Human health water-quality criteria are numeric values that are intended to limit chemical or microbiological pollutants in ambient water. Each state develops water-quality criteria based upon criteria determined under Section 304(a) of the Clean Water Act of 1972. These criteria are based solely on data and scientific judgment relative to pollutant concentrations and environmental and human health effects. The values of the standards must be established to support the predominate use of the water body. Such uses include drinking water, body contact recreation, fishing, and aquatic life maintenance. The standards developed by a state can be more stringent than the criteria but not more lenient.

The water-quality standard for the Escherichia coli indicator bacteria (E. coli) is 235 cells or colony forming units (CFU) per 100 mL of a single water sample, or 126 cells or CFU per 100 mL as a geometric mean from at least four water samples.

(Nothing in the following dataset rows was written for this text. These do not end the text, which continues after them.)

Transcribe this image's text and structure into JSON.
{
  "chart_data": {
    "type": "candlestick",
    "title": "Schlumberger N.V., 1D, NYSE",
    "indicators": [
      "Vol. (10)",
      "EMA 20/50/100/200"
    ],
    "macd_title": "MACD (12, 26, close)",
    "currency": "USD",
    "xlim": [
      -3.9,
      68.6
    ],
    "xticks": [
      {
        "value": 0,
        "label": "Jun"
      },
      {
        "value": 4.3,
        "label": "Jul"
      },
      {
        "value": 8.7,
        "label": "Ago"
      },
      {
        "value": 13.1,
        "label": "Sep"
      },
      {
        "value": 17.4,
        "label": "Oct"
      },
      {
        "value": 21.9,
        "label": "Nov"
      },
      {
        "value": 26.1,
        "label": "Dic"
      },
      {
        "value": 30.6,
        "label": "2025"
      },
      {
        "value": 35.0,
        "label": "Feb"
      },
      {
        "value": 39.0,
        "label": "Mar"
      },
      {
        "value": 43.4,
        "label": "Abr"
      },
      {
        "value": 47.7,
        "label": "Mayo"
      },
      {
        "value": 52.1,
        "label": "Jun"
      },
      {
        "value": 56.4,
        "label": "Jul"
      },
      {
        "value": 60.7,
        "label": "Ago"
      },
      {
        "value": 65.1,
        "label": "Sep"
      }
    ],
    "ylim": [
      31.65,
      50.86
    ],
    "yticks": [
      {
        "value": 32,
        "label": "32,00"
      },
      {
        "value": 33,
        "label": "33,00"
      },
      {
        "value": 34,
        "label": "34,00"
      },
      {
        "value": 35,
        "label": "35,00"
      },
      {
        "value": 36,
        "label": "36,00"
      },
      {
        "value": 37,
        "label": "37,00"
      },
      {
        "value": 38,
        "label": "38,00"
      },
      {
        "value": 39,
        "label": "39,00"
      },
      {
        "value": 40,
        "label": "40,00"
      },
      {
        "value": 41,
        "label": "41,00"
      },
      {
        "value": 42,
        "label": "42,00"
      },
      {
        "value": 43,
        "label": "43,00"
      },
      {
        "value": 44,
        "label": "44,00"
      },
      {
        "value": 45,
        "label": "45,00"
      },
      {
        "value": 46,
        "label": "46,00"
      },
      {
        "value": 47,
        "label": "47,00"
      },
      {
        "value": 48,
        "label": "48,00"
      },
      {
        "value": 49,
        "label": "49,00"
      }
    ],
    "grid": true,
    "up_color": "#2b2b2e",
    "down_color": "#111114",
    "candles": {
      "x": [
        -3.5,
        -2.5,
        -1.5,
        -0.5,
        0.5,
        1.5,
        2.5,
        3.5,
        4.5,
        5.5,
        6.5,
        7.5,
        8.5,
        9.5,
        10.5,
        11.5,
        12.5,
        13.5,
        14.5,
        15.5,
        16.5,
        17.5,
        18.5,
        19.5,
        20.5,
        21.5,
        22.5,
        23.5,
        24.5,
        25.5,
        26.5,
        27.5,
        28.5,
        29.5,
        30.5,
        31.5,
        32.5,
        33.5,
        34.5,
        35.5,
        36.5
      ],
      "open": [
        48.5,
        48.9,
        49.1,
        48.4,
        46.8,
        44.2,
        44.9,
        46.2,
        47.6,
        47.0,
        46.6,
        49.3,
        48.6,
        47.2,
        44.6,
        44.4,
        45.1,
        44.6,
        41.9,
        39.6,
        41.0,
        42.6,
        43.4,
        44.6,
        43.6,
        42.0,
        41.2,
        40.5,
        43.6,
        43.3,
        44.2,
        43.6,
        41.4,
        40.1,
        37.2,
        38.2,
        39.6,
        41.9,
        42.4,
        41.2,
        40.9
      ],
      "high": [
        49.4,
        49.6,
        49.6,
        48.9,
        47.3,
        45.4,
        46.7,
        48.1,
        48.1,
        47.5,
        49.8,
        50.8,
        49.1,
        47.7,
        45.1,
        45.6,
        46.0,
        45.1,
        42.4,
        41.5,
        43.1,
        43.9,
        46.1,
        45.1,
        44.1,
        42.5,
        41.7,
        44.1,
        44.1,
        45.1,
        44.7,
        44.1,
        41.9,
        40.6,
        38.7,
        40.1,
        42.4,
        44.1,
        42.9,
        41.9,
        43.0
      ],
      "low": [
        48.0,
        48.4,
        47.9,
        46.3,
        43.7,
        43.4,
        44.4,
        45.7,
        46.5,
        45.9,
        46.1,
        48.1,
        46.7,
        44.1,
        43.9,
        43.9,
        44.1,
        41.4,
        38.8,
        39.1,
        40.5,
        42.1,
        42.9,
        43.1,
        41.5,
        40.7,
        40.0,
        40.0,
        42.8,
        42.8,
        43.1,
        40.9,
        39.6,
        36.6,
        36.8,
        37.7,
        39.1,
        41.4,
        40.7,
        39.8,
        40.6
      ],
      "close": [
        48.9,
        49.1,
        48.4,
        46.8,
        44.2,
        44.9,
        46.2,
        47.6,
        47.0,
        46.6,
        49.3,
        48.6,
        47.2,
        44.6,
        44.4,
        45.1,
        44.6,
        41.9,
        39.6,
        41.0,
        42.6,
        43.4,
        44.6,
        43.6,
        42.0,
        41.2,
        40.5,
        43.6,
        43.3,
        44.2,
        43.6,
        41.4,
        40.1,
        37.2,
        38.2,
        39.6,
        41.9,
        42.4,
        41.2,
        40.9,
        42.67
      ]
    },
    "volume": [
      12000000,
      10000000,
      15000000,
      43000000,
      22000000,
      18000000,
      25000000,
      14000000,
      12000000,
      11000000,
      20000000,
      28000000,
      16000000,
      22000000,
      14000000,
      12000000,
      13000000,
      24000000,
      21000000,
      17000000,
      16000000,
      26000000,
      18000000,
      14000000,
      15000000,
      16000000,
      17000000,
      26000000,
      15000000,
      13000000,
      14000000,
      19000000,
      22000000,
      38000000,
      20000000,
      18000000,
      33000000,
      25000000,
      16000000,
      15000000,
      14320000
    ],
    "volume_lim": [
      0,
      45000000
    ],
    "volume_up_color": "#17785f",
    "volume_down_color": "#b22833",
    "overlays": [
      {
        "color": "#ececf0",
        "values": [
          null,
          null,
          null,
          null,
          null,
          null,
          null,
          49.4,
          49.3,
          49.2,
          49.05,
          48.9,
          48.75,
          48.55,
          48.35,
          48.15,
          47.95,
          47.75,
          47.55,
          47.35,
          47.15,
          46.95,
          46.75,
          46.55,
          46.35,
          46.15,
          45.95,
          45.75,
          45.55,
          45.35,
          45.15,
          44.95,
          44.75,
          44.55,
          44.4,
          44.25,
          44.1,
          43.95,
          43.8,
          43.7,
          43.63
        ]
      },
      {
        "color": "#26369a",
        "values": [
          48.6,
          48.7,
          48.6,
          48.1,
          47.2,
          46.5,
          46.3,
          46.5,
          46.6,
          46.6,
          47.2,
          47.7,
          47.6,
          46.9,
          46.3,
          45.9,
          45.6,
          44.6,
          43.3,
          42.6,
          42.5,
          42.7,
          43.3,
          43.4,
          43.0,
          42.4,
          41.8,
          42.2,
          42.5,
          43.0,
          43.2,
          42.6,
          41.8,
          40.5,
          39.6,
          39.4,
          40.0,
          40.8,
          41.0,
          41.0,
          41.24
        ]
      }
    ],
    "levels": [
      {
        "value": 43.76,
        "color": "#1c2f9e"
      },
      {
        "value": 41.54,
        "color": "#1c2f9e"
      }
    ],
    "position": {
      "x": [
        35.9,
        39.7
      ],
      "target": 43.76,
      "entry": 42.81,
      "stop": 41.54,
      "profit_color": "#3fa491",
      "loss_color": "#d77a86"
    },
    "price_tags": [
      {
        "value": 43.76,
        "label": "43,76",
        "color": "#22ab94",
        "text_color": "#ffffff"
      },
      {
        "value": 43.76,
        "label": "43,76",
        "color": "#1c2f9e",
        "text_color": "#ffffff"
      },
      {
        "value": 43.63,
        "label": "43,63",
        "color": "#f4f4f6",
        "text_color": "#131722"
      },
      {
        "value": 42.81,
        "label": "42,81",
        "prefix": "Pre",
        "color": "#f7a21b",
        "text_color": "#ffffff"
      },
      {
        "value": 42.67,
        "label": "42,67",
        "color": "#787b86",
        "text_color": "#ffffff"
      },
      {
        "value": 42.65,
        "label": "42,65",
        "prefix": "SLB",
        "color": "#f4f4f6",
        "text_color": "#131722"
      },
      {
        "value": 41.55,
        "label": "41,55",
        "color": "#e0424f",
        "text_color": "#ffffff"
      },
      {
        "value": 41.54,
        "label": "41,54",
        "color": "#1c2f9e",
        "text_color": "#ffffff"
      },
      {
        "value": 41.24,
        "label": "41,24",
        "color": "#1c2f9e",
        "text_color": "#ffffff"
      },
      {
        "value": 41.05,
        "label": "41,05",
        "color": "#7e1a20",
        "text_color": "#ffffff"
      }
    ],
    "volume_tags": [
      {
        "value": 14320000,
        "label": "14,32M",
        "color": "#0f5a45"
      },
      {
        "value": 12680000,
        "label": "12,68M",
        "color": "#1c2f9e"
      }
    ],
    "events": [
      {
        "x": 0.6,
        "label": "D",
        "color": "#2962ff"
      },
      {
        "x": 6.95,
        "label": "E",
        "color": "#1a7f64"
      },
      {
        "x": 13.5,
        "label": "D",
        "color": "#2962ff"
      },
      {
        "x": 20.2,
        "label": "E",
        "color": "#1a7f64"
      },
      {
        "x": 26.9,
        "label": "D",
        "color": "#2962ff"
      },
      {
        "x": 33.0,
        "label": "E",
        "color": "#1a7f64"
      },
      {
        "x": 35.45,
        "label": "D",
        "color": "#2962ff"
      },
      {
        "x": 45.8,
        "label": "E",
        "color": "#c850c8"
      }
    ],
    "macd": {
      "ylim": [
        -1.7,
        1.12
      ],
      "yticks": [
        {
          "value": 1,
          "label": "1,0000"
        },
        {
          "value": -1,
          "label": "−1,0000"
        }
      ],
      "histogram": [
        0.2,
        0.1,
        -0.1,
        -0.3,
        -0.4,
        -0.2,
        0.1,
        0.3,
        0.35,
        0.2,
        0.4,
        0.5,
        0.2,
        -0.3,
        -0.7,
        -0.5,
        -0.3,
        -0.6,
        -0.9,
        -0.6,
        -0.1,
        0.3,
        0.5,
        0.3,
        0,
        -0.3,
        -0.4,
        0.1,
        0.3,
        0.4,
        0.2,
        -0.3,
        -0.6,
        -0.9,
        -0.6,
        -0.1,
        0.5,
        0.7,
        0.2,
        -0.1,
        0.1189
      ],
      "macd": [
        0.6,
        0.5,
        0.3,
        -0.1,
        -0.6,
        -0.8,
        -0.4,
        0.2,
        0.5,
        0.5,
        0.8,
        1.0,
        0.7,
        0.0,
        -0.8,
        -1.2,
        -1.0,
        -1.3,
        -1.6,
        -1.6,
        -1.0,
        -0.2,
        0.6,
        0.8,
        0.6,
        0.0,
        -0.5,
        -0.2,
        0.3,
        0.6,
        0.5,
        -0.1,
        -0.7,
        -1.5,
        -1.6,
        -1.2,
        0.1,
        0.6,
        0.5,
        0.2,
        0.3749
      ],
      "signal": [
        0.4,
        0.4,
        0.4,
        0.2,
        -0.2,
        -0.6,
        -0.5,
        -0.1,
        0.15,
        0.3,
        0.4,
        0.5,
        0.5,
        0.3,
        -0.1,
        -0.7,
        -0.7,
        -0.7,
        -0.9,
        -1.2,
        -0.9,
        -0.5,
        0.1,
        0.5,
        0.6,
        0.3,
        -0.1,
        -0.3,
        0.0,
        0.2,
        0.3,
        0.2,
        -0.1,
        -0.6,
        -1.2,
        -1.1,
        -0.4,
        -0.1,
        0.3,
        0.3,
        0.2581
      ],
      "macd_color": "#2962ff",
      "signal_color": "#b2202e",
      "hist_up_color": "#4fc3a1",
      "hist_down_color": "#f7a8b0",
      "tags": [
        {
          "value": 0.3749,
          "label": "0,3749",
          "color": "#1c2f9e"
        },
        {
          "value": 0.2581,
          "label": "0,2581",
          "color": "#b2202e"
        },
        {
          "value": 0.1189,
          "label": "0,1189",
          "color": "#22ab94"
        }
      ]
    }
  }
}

The USEPA has determined that higher E.coli bacteria counts indicate that people who come into contact with the water may have a greater probability of illness. But it is important to remember that as E.coli counts go up, it is the chance that someone will get sick that goes up - there are many other things that determine if a person will become sick:

  • how long someone is in contact with the water
  • if water come into contact with a person's mouth or eyes
  • if the person has any skin abrasions that will allow water to enter the body
  • the age and health of the person
  • a compromised immune system (HIV infected, transplant patients)

When E. Coli counts exceed 235, there is a statistically greter risk that more than 8 people out of 1,000 people using the river will experience stomach illness.